Chinese property developer Evergrande’s solvency is in the balance and markets are on edge, especially the commodities complex due to the implications of a property market crash in China. 

”While slowing Chinese economic growth and uncertainty around the Fed’s tapering timetable weighed on market sentiment, other developments still point to higher oil prices,” analysts at ANZ Bank argued. 

”Rising gas and coal prices, due to the supply shortage, are gradually encouraging utilities to switch from gas and coal to fuel oil. Sweden has started up oil-fired power plants. Oil demand will get a fresh boost from the US’s announcement that the travel ban would be lifted for foreign travellers who are fully vaccinated from November. This could see jet fuel demand recovering strongly towards the end of this year,” the analysts said. 

Meanwhile, the US dollar has picked up a safe haven bid as the global stock market rout sends flows into the greenback which means oil gets more expensive for non-dollar markets. This, in turn, has weighed on the price of oil in a bearish move backed by the stock market itself.

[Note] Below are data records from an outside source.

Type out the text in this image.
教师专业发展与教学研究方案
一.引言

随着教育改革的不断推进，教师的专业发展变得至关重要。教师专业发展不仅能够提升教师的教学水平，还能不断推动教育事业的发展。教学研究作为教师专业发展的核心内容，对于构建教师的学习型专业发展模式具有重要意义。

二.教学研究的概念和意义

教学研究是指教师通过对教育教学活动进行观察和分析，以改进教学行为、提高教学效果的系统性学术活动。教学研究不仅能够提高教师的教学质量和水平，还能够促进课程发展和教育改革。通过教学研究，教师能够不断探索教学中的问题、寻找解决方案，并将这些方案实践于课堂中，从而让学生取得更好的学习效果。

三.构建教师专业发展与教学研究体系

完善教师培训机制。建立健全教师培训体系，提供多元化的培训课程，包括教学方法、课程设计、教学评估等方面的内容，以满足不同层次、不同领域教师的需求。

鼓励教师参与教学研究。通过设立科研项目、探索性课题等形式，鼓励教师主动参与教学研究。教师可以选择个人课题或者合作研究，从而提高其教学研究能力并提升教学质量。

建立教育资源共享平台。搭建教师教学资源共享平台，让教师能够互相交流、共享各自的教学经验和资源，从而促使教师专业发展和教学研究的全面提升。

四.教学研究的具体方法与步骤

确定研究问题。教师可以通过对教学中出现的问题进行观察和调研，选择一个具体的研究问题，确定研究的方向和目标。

Stock market rout weighs on oil

Wall Street collapsed on Monday as fear of contagion from a potential collapse of China’s Evergrande prompted a broad sell-off and sent investors fleeing equities for safety.

All 11 major S&P 500 sectors were lower, with economically sensitive groups like energy down the most. The S&P 500 is down heavily from its intra-day record high hit on Sept. 2 and is on track to snap a seven-month winning streak this month.

Unofficially, the Dow Jones Industrial Average lost620.22 points, or 1.79%, to 33,964.66. The S&P 500 dropped 75.28 points, or 1.70%, to 4,357.71. The Nasdaq Composite dropped 325.95 points, or 2.17%, to 14,718.02.

So not a good day on Wall Street, however, oil drew some support from signs that some US Gulf output will stay offline for months due to storm damage.  As of Friday producing companies had just 23% of crude production offline or 422,078 barrels per day.

”US oil producers are struggling to restore production,” analysts at ANZ Bank said. ”Royal Dutch Shell said oil production from the Mars and Ursa platforms in the Gulf of Mexico will be offline until the end of 2021. This would reduce supply by nearly 300,000 barrels, according to Bloomberg calculations.”